The government responded by cracking down on price manipulators and hoarders, setting limits on retail cement prices, and enacting steps to facilitate cement imports. Those measures, coupled with the global financial crisis and economic slowdown, have since helped to stabilise the market. In 2008, total domestic demand for cement was estimated at 4.5 million tonnes, with Oman Cement and Raysut Cement – the country’s two principal producers – accounting for around 3.5 million tonnes of this volume. The remainder was met through imports.

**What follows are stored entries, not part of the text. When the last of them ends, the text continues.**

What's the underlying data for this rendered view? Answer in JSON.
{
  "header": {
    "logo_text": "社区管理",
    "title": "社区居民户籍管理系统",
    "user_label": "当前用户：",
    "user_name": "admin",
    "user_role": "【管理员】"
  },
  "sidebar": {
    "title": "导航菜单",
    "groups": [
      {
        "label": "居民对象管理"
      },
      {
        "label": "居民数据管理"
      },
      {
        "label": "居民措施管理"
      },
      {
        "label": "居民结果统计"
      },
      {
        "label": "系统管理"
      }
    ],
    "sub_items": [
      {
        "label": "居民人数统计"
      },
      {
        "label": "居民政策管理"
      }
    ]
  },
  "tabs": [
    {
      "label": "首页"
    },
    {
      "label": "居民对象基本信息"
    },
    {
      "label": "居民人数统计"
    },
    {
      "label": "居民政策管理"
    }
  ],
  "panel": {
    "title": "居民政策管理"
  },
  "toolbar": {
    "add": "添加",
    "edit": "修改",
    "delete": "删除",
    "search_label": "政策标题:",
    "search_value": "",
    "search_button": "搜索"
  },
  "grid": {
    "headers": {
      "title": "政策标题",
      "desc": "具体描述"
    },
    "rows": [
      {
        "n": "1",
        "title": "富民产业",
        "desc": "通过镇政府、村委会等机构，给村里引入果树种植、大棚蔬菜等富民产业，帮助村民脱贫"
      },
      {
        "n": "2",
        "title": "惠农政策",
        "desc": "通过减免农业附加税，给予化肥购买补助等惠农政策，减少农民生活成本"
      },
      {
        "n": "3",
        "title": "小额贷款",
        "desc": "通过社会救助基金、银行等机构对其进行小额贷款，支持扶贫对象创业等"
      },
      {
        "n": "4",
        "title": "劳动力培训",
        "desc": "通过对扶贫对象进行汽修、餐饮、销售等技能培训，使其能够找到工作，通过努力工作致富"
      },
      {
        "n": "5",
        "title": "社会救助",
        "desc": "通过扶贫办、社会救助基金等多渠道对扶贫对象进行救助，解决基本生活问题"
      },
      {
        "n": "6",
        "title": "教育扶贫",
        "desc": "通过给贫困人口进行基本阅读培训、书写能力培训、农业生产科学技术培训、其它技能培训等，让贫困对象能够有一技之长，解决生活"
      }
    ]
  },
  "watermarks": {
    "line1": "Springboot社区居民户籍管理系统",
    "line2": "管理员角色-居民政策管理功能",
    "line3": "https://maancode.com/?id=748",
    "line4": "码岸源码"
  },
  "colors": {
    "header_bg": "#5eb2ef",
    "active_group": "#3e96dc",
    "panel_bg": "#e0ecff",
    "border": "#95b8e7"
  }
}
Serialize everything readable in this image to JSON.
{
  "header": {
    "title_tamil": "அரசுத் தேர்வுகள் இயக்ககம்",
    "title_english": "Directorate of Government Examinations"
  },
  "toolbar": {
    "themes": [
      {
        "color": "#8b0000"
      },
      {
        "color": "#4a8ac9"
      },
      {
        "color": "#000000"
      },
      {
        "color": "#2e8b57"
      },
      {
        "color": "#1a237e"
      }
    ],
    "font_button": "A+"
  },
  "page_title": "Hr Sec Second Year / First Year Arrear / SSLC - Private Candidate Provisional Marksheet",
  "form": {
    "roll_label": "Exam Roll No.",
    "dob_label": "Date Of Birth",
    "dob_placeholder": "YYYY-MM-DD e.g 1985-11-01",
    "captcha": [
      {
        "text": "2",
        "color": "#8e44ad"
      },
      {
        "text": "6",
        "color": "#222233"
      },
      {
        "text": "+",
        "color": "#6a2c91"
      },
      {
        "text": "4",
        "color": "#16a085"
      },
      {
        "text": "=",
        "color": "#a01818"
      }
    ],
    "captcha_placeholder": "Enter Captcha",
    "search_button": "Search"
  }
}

Both companies have undergone major expansions in recent years to help keep pace with demand. Oman Cement , which produced 2 million tonnes of cement last year, is also in the process of ramping up clinker capacity from 4,000 tonnes per day (TPD) to 8,000 TPD. The new clinker plant, being built by China National Building Materials Equipment Corporation (CNBMEC) at a cost of $162 million, will be operational in the first quarter of 2010. Another project to expand the grinding capacity of the company’s cement mills by 3,000 metric tonnes per day was completed last year.
Raysut Cement , which underwent a major capacity expansion three years ago, is now the largest cement producer in the Sultanate with a capacity of 2.4 million tonnes per annum of clinker and 2.7 million tonnes per annum of cement. Duqm, which is tipped to host a major petrochemical and industrial hub planned around a port and dry dock complex, is also seen as a possible location for a new cement plant in the future.